Angel Puss

Angel Puss
Looney Tunes series
Directed by Chuck Jones
Produced by Leon Schlesinger
Story by Lou Lilly
Music by Carl W. Stalling
Animation by Ken Harris
Distributed by Warner Bros. Pictures
The Vitaphone Corporation
Release date(s) June 3, 1944
Color process Technicolor

Angel Puss is a 1944 short animated cartoon written by Lou Lilly, animated by Ken Harris, and directed by Chuck Jones. It was released on June 3, 1944, by Warner Bros. Pictures as part of its Looney Tunes series.

Synopsis

A young African-American boy (drawn in blackface style) carries a sack to a river and laments that he has agreed to drown a cat. While the boy stares at the water, the cat slips out of the sack and fills it with bricks. When the boy says that he can't go through with the task, the hidden cat, pretending to be the boy's conscience, says, "Go ahead, Sambo, go ahead, boy," and reminds him that he has been paid "four bits" to do the job. Sambo reluctantly drops the bag in the river rather than return the money.

The cat then disguises itself as its own ghost, painting itself white and donning wings and a halo, and proceeds to "haunt" Sambo by repeatedly sneaking up on him and whispering "boo." Sambo runs away, but the cat rattles a pair of dice, causing Sambo to fall into a trance and sleepwalk back to the cat.

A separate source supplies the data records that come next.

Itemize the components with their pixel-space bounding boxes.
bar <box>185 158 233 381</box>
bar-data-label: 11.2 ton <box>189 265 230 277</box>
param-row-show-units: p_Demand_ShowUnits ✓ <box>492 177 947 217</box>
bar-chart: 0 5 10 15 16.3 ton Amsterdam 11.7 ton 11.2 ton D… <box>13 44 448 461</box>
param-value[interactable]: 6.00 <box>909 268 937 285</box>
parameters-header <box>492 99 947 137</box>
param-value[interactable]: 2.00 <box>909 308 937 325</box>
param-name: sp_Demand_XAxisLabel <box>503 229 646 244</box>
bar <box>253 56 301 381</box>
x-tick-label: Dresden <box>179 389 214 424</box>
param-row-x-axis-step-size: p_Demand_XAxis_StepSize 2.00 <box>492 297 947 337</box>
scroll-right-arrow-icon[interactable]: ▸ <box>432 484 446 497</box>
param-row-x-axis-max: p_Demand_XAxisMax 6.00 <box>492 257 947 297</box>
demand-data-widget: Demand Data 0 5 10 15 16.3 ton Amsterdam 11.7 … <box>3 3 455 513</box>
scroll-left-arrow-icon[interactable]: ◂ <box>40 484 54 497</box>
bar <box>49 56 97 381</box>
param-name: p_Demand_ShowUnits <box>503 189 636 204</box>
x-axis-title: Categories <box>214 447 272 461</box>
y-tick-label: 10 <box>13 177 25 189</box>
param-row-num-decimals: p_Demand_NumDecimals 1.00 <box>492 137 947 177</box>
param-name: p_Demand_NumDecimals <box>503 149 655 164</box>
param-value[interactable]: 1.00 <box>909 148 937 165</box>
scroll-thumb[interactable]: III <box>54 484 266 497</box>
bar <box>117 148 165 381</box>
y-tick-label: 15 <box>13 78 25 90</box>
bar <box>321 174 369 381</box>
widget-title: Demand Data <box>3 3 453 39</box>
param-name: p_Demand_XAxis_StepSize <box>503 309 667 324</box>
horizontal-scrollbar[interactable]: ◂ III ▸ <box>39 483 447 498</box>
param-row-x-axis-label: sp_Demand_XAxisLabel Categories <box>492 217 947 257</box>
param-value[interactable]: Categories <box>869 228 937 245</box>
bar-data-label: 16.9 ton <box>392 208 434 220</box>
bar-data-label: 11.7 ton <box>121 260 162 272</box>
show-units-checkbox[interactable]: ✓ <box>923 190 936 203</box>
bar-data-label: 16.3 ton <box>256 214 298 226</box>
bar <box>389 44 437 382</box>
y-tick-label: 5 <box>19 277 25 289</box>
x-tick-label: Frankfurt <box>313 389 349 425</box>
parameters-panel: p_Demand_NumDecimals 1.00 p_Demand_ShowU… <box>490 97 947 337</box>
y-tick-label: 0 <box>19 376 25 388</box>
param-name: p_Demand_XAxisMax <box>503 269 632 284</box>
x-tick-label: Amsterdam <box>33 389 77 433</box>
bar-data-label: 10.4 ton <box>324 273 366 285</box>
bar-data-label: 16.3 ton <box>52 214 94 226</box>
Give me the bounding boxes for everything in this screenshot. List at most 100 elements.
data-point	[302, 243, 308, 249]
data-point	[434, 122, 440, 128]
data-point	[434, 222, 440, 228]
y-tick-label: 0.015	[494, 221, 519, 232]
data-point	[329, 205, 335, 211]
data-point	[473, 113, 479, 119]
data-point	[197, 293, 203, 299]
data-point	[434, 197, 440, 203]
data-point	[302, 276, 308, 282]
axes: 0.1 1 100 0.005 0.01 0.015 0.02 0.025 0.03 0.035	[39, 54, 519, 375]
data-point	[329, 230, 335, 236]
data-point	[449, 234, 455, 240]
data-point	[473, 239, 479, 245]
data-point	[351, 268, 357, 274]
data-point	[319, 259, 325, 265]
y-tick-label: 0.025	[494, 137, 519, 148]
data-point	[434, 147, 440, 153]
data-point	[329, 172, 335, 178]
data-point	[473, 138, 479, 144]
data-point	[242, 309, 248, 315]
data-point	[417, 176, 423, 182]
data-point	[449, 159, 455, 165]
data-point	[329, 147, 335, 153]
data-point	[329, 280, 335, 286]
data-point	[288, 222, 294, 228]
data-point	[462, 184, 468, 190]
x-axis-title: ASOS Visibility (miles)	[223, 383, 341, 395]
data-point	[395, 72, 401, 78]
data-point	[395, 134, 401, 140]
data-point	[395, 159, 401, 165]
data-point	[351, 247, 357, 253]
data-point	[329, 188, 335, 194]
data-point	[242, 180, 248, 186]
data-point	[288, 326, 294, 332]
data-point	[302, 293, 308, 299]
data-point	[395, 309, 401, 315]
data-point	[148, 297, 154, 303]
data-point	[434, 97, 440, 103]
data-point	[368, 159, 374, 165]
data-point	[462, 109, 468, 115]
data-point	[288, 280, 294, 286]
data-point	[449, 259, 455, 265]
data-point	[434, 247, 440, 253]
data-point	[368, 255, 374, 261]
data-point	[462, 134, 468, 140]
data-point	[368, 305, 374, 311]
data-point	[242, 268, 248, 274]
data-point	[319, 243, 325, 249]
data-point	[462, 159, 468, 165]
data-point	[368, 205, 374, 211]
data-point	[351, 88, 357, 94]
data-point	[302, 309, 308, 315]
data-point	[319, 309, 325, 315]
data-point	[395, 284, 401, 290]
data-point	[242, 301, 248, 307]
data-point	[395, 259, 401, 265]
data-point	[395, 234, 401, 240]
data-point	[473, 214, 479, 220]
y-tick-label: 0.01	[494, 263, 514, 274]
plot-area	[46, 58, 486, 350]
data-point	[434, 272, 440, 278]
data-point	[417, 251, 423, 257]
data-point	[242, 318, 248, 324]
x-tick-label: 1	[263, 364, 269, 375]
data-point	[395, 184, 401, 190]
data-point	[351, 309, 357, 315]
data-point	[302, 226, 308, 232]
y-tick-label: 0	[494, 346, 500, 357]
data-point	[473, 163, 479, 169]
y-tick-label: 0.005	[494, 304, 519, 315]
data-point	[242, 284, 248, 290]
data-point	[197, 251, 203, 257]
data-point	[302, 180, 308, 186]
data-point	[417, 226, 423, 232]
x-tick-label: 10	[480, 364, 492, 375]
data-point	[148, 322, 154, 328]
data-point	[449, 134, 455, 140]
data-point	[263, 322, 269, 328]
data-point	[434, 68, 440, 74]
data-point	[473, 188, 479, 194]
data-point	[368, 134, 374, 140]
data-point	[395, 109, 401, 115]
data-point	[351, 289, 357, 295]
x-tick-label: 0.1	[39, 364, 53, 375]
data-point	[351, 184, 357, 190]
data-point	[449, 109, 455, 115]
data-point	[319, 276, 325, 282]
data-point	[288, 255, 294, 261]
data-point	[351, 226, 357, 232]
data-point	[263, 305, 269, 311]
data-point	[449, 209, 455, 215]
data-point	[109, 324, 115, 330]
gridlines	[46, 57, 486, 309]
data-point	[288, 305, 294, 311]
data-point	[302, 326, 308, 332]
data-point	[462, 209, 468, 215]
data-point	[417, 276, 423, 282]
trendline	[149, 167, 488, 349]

The hauntings continue until Sambo and the cat fall in a pond, washing off the cat's paint. When Sambo realizes that he has been tricked, he kills the cat with a shotgun blast. Immediately afterward, a line of nine ghost cats (representing a cat's nine lives) marches toward Sambo, saying, "And this time, brother, us ain't kiddin'."

Bans

Because the film contains racist portrayals of African-Americans, it is no longer available in any type of authorized release and is among the group of controversial cartoons known to animation buffs as the Censored Eleven. Angel Puss is the only Chuck Jones film and the only Looney Tunes release on the list.